The National Commission for Informatics and Liberties (CNIL), which monitors Sidep like milk on fire, was informed of this mode of operation, found nothing to complain about and “Verified that the basic authentication functionalities were well implemented” explain to World the institution. The investigation opened by the CNIL “Should make it possible to determine whether the AP-HP has fulfilled its obligations in terms of computer security for this tool” we specify from the same source. Medicare declined to answer our questions.

Read also: Hundreds of thousands of antigen test results were available online

In theory, after each transfer, the data was deleted manually. The link allowing access to this data was also supposed to self-destruct after seven days. However, the data placed on Dispose in September 2020 remained on the organization’s servers for a year. Concretely, anyone who had the link could access the download page. Only a password prevented data exfiltration. How to explain this failure? “The internal investigation will determine the reasons” says one to the AP-HP.

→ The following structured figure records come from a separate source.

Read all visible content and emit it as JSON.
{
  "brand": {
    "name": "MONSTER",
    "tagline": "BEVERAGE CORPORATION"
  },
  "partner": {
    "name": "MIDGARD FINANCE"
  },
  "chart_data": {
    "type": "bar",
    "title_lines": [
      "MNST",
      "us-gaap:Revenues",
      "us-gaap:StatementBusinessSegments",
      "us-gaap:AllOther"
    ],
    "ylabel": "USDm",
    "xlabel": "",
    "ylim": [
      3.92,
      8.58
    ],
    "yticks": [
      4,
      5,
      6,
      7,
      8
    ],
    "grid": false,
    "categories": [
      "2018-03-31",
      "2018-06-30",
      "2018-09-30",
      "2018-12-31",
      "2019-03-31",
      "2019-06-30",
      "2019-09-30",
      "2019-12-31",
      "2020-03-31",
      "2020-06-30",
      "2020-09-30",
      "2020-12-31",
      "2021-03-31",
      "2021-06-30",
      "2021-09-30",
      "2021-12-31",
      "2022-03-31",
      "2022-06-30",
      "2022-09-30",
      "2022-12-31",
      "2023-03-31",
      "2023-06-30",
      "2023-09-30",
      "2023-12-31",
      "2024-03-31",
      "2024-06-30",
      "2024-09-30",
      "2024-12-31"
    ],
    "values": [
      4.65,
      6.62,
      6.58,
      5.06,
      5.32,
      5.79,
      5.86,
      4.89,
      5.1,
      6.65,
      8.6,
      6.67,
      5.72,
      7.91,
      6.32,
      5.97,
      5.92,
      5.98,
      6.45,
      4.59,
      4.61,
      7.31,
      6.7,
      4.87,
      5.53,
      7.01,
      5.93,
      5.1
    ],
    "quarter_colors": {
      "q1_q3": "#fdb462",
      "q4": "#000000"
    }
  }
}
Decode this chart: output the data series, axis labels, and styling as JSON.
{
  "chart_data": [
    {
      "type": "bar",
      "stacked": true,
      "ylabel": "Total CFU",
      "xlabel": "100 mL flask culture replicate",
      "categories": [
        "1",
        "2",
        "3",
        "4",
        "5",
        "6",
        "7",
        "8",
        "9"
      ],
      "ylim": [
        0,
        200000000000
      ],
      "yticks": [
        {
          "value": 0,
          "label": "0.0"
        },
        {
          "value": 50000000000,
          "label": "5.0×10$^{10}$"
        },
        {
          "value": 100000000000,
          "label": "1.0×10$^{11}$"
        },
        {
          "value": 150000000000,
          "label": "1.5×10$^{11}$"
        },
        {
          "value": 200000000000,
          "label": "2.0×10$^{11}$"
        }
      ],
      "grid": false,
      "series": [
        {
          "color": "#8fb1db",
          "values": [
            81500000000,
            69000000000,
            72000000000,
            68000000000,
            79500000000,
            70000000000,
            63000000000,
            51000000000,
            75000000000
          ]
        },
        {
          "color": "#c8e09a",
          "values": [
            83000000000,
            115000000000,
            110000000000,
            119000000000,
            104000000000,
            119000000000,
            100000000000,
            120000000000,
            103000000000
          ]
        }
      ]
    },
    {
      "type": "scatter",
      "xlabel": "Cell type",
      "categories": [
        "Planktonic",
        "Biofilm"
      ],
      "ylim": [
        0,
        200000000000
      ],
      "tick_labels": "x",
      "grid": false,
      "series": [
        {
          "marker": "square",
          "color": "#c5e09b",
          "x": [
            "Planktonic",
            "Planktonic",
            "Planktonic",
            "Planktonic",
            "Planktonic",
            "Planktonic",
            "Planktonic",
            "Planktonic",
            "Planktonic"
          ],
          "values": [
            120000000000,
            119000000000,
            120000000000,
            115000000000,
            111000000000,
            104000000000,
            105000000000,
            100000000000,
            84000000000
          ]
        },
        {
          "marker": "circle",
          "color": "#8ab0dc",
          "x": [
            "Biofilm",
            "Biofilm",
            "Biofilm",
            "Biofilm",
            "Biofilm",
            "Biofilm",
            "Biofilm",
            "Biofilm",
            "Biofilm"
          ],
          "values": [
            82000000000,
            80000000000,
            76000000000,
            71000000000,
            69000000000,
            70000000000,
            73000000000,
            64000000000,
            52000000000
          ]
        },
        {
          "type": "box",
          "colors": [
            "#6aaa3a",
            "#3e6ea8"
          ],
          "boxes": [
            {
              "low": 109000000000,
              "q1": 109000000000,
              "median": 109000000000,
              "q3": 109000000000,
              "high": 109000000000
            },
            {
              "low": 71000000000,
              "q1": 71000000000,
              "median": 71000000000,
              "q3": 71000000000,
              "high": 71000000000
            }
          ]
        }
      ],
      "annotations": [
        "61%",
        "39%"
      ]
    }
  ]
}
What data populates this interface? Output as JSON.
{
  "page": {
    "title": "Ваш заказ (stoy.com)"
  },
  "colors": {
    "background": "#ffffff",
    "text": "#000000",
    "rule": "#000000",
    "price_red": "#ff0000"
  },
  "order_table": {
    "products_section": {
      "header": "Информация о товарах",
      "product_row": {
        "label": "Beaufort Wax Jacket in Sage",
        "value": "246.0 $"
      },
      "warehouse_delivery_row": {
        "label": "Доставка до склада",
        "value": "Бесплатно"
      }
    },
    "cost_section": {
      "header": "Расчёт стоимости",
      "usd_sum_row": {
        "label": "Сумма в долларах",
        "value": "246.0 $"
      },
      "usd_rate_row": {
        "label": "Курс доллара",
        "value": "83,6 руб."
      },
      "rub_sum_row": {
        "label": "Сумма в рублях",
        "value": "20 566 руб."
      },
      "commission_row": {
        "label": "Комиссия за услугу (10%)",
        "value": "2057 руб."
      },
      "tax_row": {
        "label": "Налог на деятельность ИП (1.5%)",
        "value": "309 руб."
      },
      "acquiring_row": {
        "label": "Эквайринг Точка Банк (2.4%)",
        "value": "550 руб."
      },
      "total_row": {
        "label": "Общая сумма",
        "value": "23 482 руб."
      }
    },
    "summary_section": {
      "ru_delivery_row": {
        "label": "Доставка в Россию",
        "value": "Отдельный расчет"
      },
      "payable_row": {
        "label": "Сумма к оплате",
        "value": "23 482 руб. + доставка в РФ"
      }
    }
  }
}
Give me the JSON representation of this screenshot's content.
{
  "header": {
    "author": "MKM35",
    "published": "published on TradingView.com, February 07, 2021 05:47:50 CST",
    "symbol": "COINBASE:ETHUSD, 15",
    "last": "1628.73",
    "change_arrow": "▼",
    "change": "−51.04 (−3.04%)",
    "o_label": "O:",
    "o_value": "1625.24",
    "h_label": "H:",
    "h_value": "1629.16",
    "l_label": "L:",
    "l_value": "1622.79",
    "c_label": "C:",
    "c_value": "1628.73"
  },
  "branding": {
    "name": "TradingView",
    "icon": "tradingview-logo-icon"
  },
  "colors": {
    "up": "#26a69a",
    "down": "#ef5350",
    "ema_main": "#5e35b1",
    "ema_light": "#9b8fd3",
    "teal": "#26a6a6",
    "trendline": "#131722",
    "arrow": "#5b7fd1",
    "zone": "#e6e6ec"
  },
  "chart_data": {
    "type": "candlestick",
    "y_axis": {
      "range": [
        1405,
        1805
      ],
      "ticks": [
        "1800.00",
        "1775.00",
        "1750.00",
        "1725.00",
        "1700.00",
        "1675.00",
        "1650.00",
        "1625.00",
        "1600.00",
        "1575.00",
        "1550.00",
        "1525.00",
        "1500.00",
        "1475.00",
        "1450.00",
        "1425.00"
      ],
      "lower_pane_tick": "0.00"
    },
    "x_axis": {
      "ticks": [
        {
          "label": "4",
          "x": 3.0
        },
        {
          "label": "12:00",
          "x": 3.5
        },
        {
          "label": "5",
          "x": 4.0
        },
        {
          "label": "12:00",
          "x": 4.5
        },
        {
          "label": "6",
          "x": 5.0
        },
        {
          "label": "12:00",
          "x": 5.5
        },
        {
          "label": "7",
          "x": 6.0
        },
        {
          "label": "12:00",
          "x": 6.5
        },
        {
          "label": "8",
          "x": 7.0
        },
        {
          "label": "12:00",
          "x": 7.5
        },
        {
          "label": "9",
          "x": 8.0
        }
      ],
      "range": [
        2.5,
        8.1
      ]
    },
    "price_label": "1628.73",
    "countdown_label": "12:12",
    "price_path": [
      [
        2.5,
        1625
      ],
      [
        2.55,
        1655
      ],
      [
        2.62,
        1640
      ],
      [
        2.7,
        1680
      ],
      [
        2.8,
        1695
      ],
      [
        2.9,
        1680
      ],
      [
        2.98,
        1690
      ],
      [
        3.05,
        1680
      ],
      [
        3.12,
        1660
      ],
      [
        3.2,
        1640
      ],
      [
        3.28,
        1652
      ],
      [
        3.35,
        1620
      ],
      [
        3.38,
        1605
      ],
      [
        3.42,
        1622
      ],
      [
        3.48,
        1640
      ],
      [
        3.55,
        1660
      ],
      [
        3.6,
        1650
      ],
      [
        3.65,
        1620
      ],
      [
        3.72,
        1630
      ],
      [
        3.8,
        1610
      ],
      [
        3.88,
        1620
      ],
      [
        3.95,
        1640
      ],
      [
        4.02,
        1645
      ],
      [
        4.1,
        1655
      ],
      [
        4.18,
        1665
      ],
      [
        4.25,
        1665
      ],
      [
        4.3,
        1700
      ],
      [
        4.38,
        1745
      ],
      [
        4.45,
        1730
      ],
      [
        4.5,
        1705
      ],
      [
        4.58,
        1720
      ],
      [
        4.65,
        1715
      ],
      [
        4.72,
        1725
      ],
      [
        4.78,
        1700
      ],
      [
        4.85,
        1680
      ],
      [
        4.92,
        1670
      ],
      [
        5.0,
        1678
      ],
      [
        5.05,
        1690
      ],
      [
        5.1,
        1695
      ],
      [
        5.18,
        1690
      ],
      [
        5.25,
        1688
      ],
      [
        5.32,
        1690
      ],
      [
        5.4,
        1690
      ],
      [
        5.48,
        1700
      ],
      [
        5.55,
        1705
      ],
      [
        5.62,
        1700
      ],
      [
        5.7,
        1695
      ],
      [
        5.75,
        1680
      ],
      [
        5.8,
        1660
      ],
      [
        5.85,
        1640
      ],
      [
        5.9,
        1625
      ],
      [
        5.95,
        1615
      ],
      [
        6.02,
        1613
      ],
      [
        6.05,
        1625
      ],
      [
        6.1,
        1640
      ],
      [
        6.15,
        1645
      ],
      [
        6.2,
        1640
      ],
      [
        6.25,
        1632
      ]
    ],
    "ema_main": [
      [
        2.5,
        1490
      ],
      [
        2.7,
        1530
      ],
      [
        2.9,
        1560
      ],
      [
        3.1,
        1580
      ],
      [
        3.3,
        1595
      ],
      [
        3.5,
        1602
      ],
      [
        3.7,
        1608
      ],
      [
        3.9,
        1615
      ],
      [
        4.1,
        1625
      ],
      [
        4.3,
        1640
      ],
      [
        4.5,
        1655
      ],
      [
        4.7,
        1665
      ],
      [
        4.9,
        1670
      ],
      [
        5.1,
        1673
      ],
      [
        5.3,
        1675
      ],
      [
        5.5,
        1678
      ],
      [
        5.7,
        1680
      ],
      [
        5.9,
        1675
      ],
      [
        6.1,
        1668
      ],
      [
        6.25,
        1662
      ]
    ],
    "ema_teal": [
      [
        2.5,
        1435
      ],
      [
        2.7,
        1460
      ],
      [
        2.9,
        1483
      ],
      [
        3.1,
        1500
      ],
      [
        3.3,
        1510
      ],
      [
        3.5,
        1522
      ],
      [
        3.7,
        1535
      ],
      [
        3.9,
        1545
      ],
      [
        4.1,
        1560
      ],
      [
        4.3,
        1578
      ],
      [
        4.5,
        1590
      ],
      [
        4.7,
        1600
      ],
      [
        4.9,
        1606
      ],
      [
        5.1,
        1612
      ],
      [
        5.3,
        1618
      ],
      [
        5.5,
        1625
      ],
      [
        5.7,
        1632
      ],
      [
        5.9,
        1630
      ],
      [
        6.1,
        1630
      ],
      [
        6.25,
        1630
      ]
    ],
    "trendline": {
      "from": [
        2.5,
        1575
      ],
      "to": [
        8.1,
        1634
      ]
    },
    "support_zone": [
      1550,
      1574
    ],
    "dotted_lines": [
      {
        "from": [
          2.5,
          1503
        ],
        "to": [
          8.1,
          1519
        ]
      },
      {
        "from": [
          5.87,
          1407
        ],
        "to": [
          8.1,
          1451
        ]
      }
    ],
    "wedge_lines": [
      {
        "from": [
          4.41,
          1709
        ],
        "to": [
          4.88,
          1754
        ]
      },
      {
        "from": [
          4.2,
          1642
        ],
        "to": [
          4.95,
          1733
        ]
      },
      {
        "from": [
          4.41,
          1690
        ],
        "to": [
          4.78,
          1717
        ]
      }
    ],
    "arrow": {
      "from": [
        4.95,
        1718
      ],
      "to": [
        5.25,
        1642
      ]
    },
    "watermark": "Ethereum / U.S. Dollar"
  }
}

A flaw unknown to the manufacturer

This is where a computer flaw comes in. The AP-HP was informed of its existence by Anssi on August 30. In the process, from September 2, the Paris prosecutor’s office opens a preliminary investigation of several heads of computer hacking and entrusts the investigation to police officers specializing in cybercrime from the police headquarters.

“The data could be used for phishing attacks against the people concerned” explains the CNIL

If the Parisian hospital organization does not wish to make any comments on the Dispose file sharing service, The world confirmed that the flaw lies in HCP Anywhere, the software developed by the Hitachi company and used by the AP-HP to run Dispose. This flaw, the exact contours of which are not known, made it possible to bypass the protection offered by the password and to download the data. The flaw was not public and even unknown to the manufacturer at the time of the hack, which took place over the summer, proof that the hackers were well informed.

Asked by The world, Hitachi admitted, Tuesday, September 21, to have been alerted to a potential vulnerability on September 13 “By one of [ses] clients “. After identifying this failure, the manufacturer made available to users, Sunday, September 19, a security update.

Those whose data have been released should be vigilant in the coming weeks. “The data could be used for phishing attacks against the persons concerned” explains the CNIL. Concretely, hackers could use the potentially recovered data to send highly personalized scam emails. Nothing like, in fact, information like an address or a social security number to give credibility to an e-mail pretending to be a bank, insurance or any online service in order to extract a password or a bank card number.